La maîtrise de la cotation. Sous-coter par prudence est une perte silencieuse. Bien connaître la nomenclature redécrite n’est pas un exercice administratif : c’est du chiffre d’affaires.
L’activité hors nomenclature. À tarification libre, dans le respect du cadre déontologique et fiscal.
Les dispositifs conventionnels. Forfait d’aide à l’informatisation, aides à l’équipement en télésanté, contrats incitatifs. Ce sont plusieurs centaines à plusieurs milliers d’euros que beaucoup de cabinets ne réclament pas, faute d’avoir fait la déclaration annuelle.
Ce que le revenu ne dit pas
Deux dimensions échappent aux chiffres, et elles pèsent lourd dans une carrière.

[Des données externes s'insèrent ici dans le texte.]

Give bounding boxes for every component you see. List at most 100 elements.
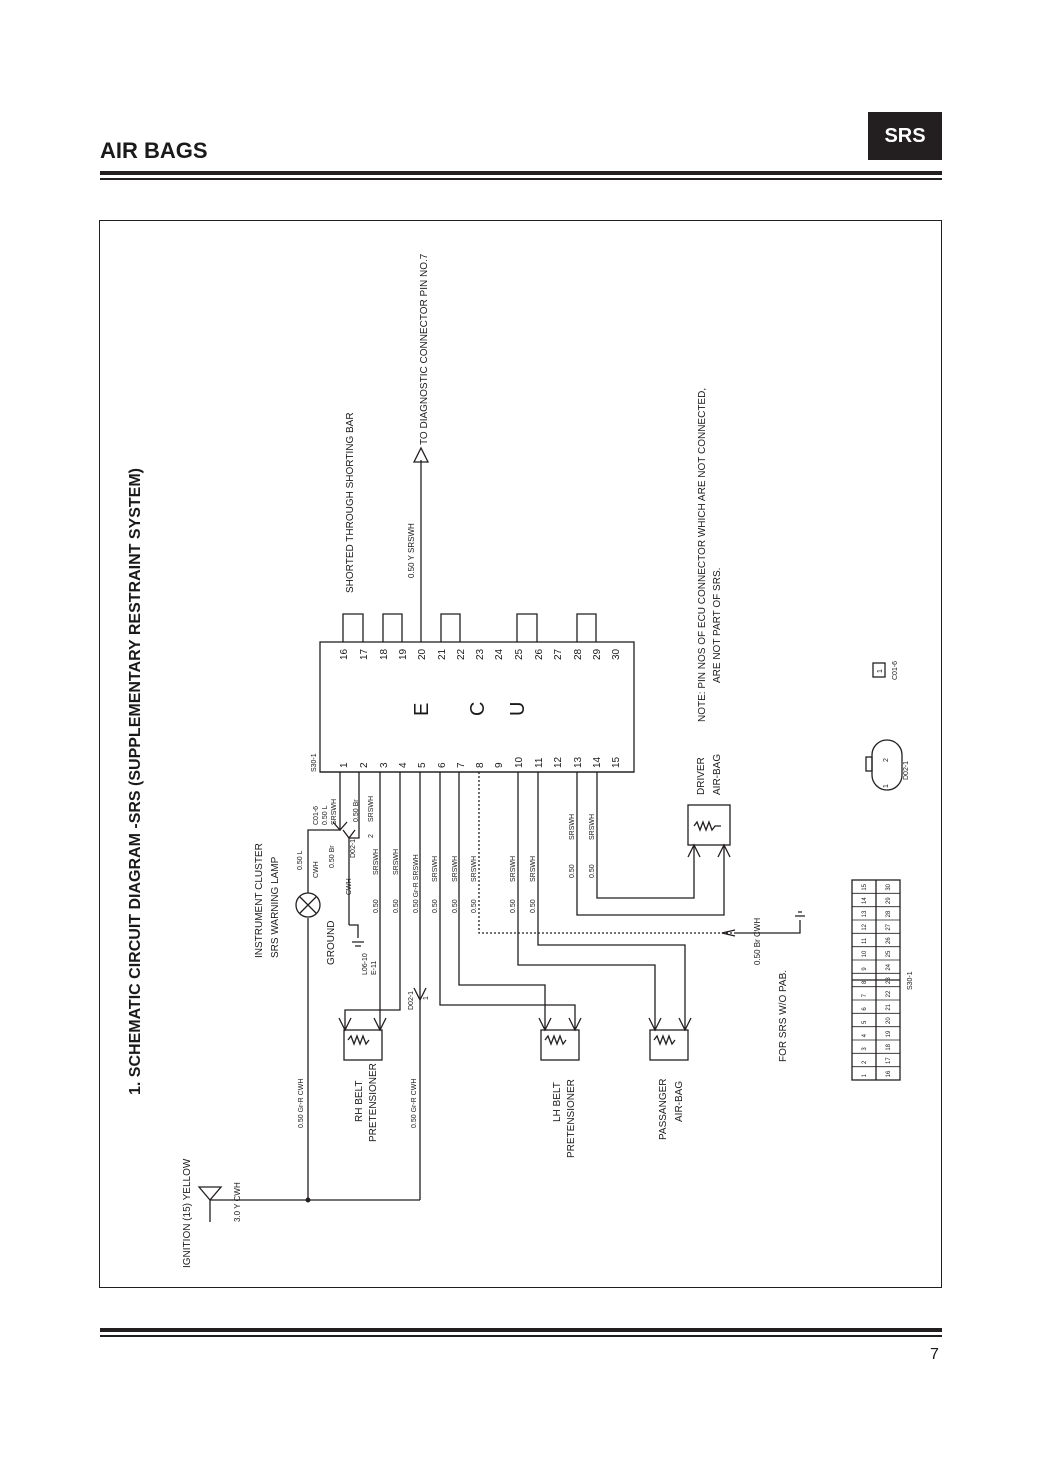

La charge physique. La kinésithérapie est un métier manuel. Le revenu est directement corrélé au nombre d’actes, donc à une usure articulaire réelle. Un modèle économique fondé uniquement sur le volume atteint tôt ou tard une limite qui n’est pas comptable.
La couverture des aléas. En libéral, un arrêt de travail signifie l’arrêt des recettes tandis que les charges continuent. Le régime obligatoire n’en couvre qu’une partie.
Ces deux points sont indissociables de la question du revenu, et ils justifient d’intégrer très tôt la prévention et la prévoyance dans le calcul.
Questions fréquentes
Combien gagne un kinésithérapeute libéral ? Les fourchettes usuelles situent le revenu d’un titulaire installé autour de 3 000 à 3 600 € nets mensuels, avec une très forte dispersion. Le chiffre pertinent pour vous se calcule à partir de votre volume d’actes, moins environ 50 à 55 % de charges.
Le libéral rapporte-t-il plus que le salariat ? En moyenne oui, mais avec des charges, une variabilité et une absence de couverture automatique qu’il faut intégrer à la comparaison.
Combien gagne un kiné à l’hôpital public ? Environ 1 900 € brut en début de carrière hors primes, jusqu’à environ 2 750 € brut au dernier échelon, primes en sus.
Quelle part du chiffre d’affaires part en charges ? Couramment 50 à 55 % pour un cabinet installé, dont les cotisations sociales constituent le premier poste.
Comment augmenter son revenu sans augmenter son nombre d’actes ? En travaillant le taux de remplissage, la justesse de la cotation, les dispositifs conventionnels non réclamés et, le cas échéant, une activité hors nomenclature.
Sources
- Assurance Maladie — Tarifs conventionnels des masseurs-kinésithérapeutes
- DREES — travaux sur les revenus des professionnels de santé libéraux
- UNASA — statistiques issues des déclarations BNC des professions libérales
- Décret n° 2021-1264 du 29 septembre 2021 — échelonnement indiciaire de la fonction publique hospitalière
Article mis à jour en août 2026. Les ordres de grandeur cités sont indicatifs et issus de sources dont les périmètres diffèrent. Faites établir votre propre projection avec un expert-comptable.